Hoofdstuk 2 Financiële middelen

Artikel 2 Relatie Mandaatbesluit Gedeputeerde Staten, Mandaatbesluit directie en Regeling op het budgethouderschap

  • 1.

    Het in mandaat nemen van beslissingen over aangelegenheden met (mogelijk) financiële gevolgen geschiedt binnen de grenzen van de daarvoor beschikbaar gestelde budgetten en met inachtneming van het bepaalde in deze regeling.

  • 2.

    Diegene die op grond van het Mandaatbesluit Gedeputeerde Staten en het Mandaatbesluit directie bevoegd is beslissingen te nemen zoals bedoeld in het eerste lid, is als hoofdregel ook de budgethouder. Wanneer dit laatste niet het geval is, bijvoorbeeld wanneer het budgethouderschap voor alle clusters centraal binnen één cluster is geregeld, dan dient de betreffende budgethouder middels parafering akkoord te gaan met de financiële beslissing die ten laste komt van zijn budget.

  • 3.

    Tussen de budgethouder en de beslissingsbevoegde worden zo nodig aanvullende afspraken gemaakt ter nakoming van het bepaalde in deze regeling.

Artikel 3 Aanwijzen budgethouders

  • 1 Voor het realiseren van de producten zoals bedoeld in de Productenraming kan de directie aan clustermanagers, programmamanagers en in bijzondere gevallen aan andere medewerkers budgetten beschikbaar stllen. Dit laatste geschiedt slechts voor zover het verantwoordelijke directielid hier uitdrukkelijk mee heeft ingestemd.

  • 2 De directie benoemt tenminste jaarlijks per budget een budgethouder op voordracht van de clustermanager.
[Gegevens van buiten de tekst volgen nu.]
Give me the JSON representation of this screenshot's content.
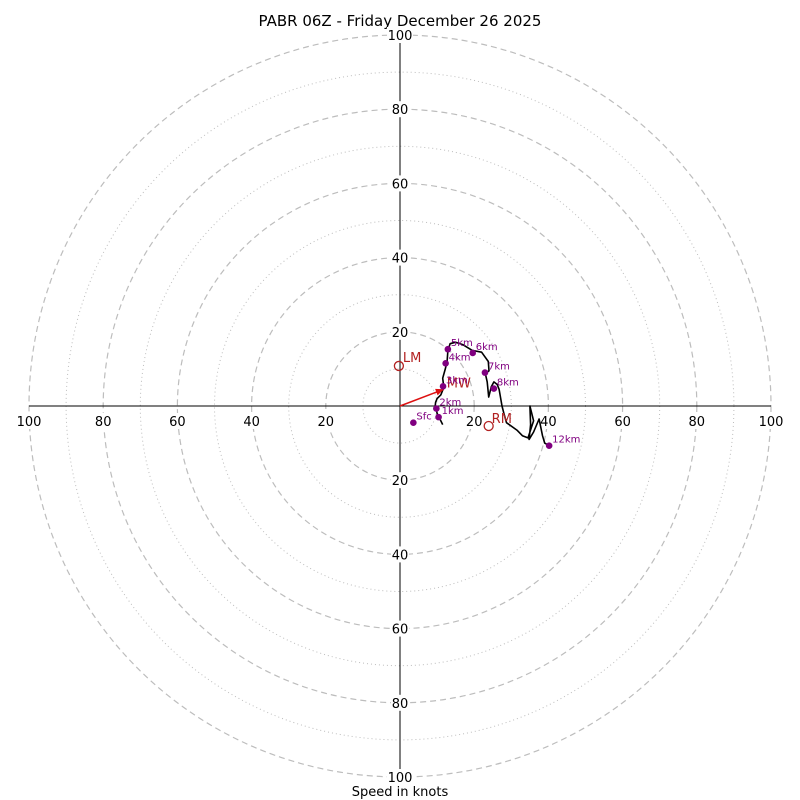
{
  "chart_data": {
    "type": "hodograph",
    "title": "PABR 06Z - Friday December 26 2025",
    "xlabel": "Speed in knots",
    "rlim": [
      0,
      100
    ],
    "ring_major": [
      20,
      40,
      60,
      80,
      100
    ],
    "ring_minor": [
      10,
      30,
      50,
      70,
      90
    ],
    "tick_values": [
      20,
      40,
      60,
      80,
      100
    ],
    "tick_labels": [
      "20",
      "40",
      "60",
      "80",
      "100"
    ],
    "colors": {
      "trace": "#000000",
      "height_marker": "#800080",
      "motion": "#b22222",
      "shear_vector": "#dd1111",
      "grid": "#bdbdbd",
      "axis": "#000000"
    },
    "trace": [
      [
        11.5,
        -5
      ],
      [
        10,
        -2
      ],
      [
        9.8,
        -1
      ],
      [
        9.5,
        0
      ],
      [
        9.6,
        1
      ],
      [
        10,
        2
      ],
      [
        11,
        3
      ],
      [
        11.8,
        5
      ],
      [
        11.5,
        7.5
      ],
      [
        12.2,
        10
      ],
      [
        12.7,
        12
      ],
      [
        12.9,
        15
      ],
      [
        13.5,
        16.8
      ],
      [
        15,
        17.2
      ],
      [
        17,
        16.5
      ],
      [
        19.5,
        15
      ],
      [
        22,
        14.5
      ],
      [
        23.8,
        12
      ],
      [
        24,
        9.5
      ],
      [
        23,
        8.8
      ],
      [
        23.5,
        6.5
      ],
      [
        23.9,
        2.4
      ],
      [
        24.6,
        5.2
      ],
      [
        25.3,
        6.5
      ],
      [
        26.2,
        5.8
      ],
      [
        26.7,
        4.5
      ],
      [
        27.5,
        0
      ],
      [
        28,
        -2
      ],
      [
        28.7,
        -4.5
      ],
      [
        31.5,
        -6.5
      ],
      [
        33,
        -8
      ],
      [
        34.5,
        -8.6
      ],
      [
        36,
        -4
      ],
      [
        35,
        0
      ],
      [
        35.2,
        -5
      ],
      [
        34.8,
        -9
      ],
      [
        36,
        -7
      ],
      [
        37.5,
        -3.5
      ],
      [
        38.4,
        -8
      ],
      [
        39,
        -10
      ],
      [
        40.2,
        -10.7
      ]
    ],
    "height_points": [
      {
        "label": "Sfc",
        "u": 3.6,
        "v": -4.5
      },
      {
        "label": "1km",
        "u": 10.4,
        "v": -3.0
      },
      {
        "label": "2km",
        "u": 9.8,
        "v": -0.7
      },
      {
        "label": "3km",
        "u": 11.6,
        "v": 5.3
      },
      {
        "label": "4km",
        "u": 12.3,
        "v": 11.5
      },
      {
        "label": "5km",
        "u": 12.9,
        "v": 15.3
      },
      {
        "label": "6km",
        "u": 19.6,
        "v": 14.3
      },
      {
        "label": "7km",
        "u": 22.9,
        "v": 9.0
      },
      {
        "label": "8km",
        "u": 25.3,
        "v": 4.7
      },
      {
        "label": "12km",
        "u": 40.2,
        "v": -10.7
      }
    ],
    "storm_motion": [
      {
        "label": "LM",
        "u": -0.3,
        "v": 10.8
      },
      {
        "label": "RM",
        "u": 23.9,
        "v": -5.4
      },
      {
        "label": "MW",
        "u": 11.8,
        "v": 4.5
      }
    ],
    "shear_vector": {
      "from": [
        0,
        0
      ],
      "to": [
        11.8,
        4.5
      ]
    }
  }
}
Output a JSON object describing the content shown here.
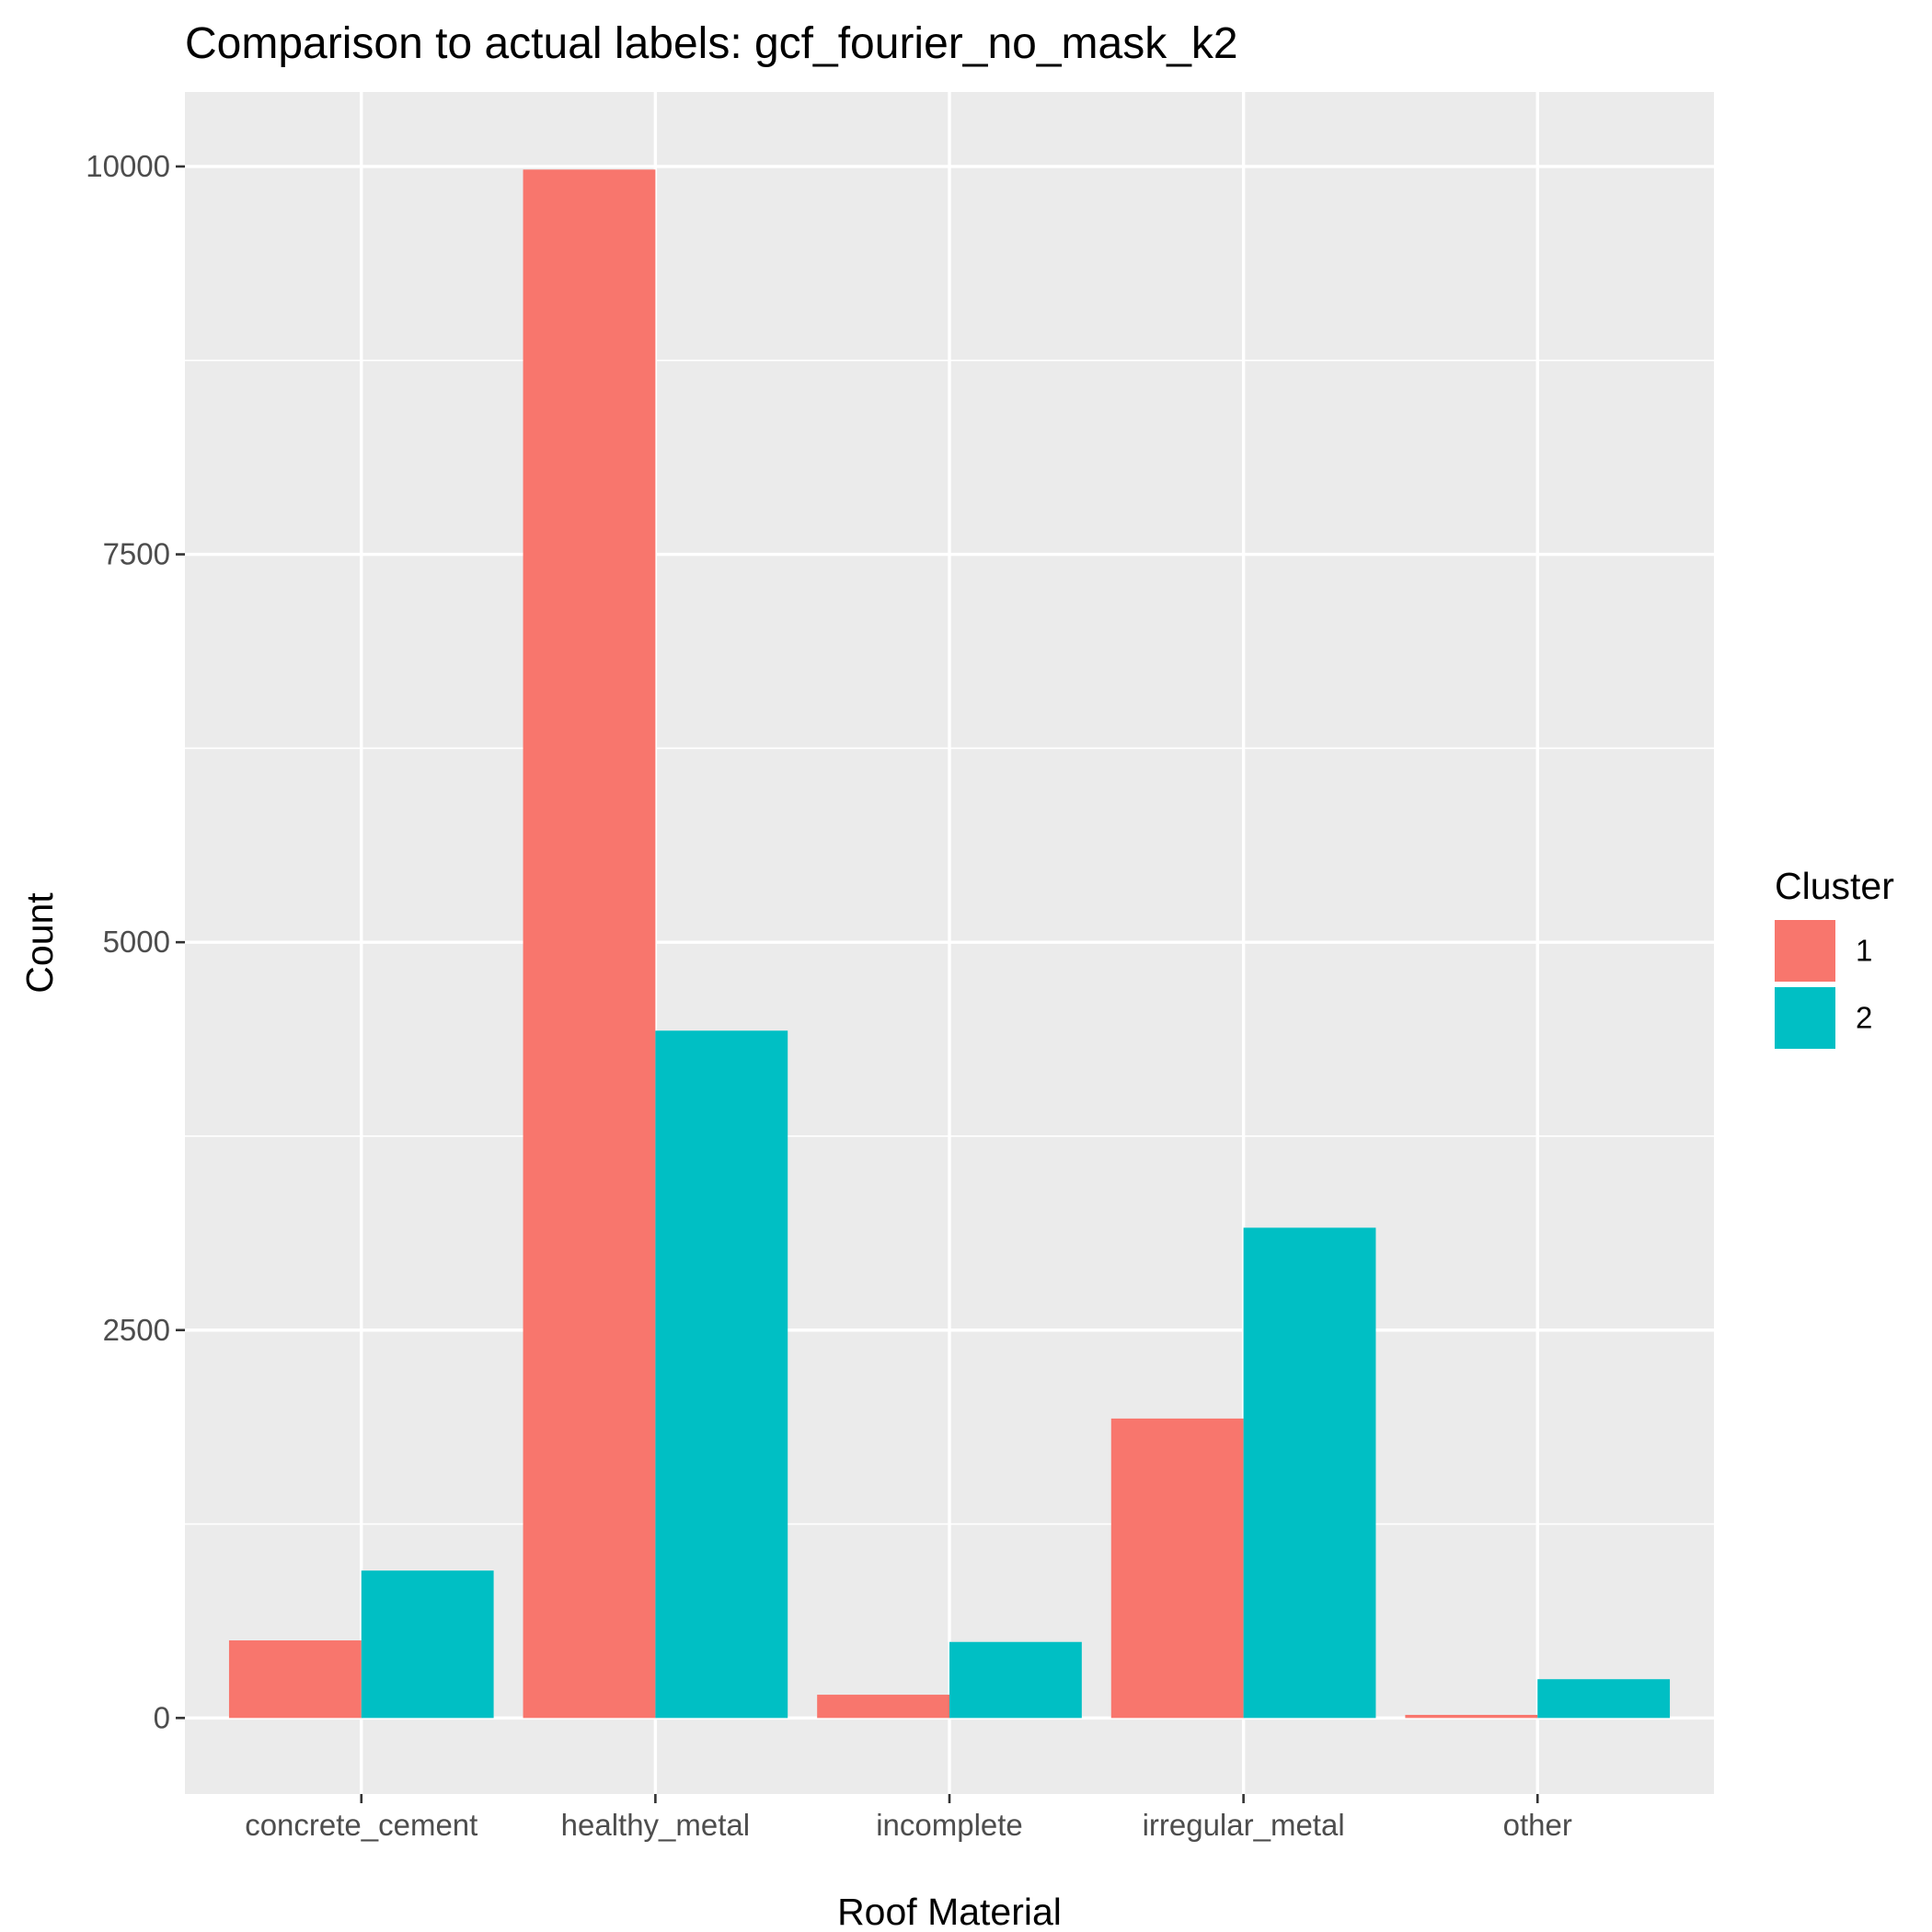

  • 3 Als budgethouder kunnen enkel optreden degenen die op grond van Mandaatbesluit Gedeputeerde Staten, het Mandaatbesluit directie, een ondermandaatbesluitdan wel ingeval van de Statengriffie op grond van het Bevoegdhedenbesluit, bevoegd zijn beslissingen te nemen. Een uitzondering geldt voor het budgethouderschap van de voorzitter van de Ondernemingsraad en Link.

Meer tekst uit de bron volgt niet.